The Parsha begins with the words: אִם־בְּחֻקֹּתַי תֵּלֵּכוּ גּוֹ׳ “If you follow My statutes etc”. The Alter Rebbe explains in Likkutei Torah (at the beginning of our Parsha the Chassidishe Parsha, which was the second Parsha for this week), as well as in the Maamorim of the Chabad Rebbeim in the generations that followed. The word ‘BeChukoisai’ is an expression of ‘Chakikah’ which means to engrave. Because the highest form of the Torah is in a manner of the ‘Engraved letters’. As the Possuk states: חָרוּת עַל־הַלֻחֹּת “Engraved on the Luchos”.
The next form of Torah תוֹרָה שֶׁבִכְּתָב is condensed into the ‘Written letter’. And thereafter it descends further to the next level down which is the ‘Oral Torah’.

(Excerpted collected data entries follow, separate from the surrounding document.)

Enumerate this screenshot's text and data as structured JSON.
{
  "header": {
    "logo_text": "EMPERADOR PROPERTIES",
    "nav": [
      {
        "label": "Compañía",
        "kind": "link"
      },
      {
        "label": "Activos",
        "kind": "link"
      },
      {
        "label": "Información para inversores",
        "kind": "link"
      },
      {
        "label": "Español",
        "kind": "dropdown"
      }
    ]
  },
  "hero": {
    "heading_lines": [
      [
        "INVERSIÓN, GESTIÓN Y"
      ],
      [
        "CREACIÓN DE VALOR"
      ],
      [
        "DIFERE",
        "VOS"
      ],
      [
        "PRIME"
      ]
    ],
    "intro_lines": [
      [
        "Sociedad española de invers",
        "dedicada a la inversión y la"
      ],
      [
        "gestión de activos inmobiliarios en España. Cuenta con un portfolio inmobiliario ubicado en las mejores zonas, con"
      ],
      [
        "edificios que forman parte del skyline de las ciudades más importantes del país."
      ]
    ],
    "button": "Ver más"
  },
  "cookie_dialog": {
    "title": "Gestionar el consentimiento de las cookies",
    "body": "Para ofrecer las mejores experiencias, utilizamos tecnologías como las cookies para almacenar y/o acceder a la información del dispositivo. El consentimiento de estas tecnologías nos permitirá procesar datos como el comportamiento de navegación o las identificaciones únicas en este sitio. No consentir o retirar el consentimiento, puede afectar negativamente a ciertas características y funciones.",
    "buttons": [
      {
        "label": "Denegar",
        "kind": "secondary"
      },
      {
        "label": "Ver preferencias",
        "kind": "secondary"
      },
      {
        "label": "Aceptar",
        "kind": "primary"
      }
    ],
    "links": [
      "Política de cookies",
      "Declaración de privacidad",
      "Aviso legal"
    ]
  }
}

The difference between them is that the engraved letters are engraved into the stone, so that the letters are integral to the stone upon which they are engraved making it is impossible to separate or to differentiate between them.
This is the concept of engraved letters in Torah. They are Mamosh one with Hakodosh Boruch Hu. Below this level the Torah is contracted into the written letter. As is explained in Tanya that the Torah travelled and descended until it took on the form of ink on a book where the ink and the book are two independent elements that can be separated.

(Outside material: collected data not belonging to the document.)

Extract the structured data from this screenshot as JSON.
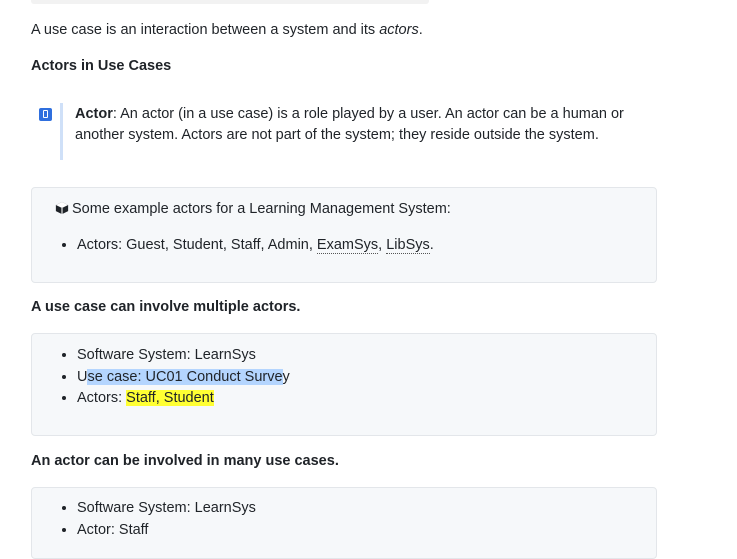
{
  "intro": {
    "text_a": "A use case is an interaction between a system and its ",
    "text_em": "actors",
    "text_b": "."
  },
  "section1": {
    "heading": "Actors in Use Cases"
  },
  "definition": {
    "term": "Actor",
    "text": ": An actor (in a use case) is a role played by a user. An actor can be a human or another system. Actors are not part of the system; they reside outside the system.",
    "icon": "book-icon"
  },
  "example_box": {
    "icon": "package-icon",
    "intro": "Some example actors for a Learning Management System:",
    "item_prefix": "Actors: Guest, Student, Staff, Admin, ",
    "item_link1": "ExamSys",
    "item_sep": ", ",
    "item_link2": "LibSys",
    "item_end": "."
  },
  "section2": {
    "heading": "A use case can involve multiple actors."
  },
  "box2": {
    "item1": "Software System: LearnSys",
    "item2_pre": "U",
    "item2_sel": "se case: UC01 Conduct Surve",
    "item2_post": "y",
    "item3_pre": "Actors: ",
    "item3_hl": " Staff, Student "
  },
  "section3": {
    "heading": "An actor can be involved in many use cases."
  },
  "box3": {
    "item1": "Software System: LearnSys",
    "item2": "Actor: Staff"
  }
}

There are two perspectives of this united entity of ‘engraved letters’ and the inseparable stone upon which they are written: The first is that the letters cannot be separated because they are an integral part of the stone. The second aspect is, that you cannot separate the stone from the letters, so the distinctiveness of these stones is that they have the letters engraved upon them.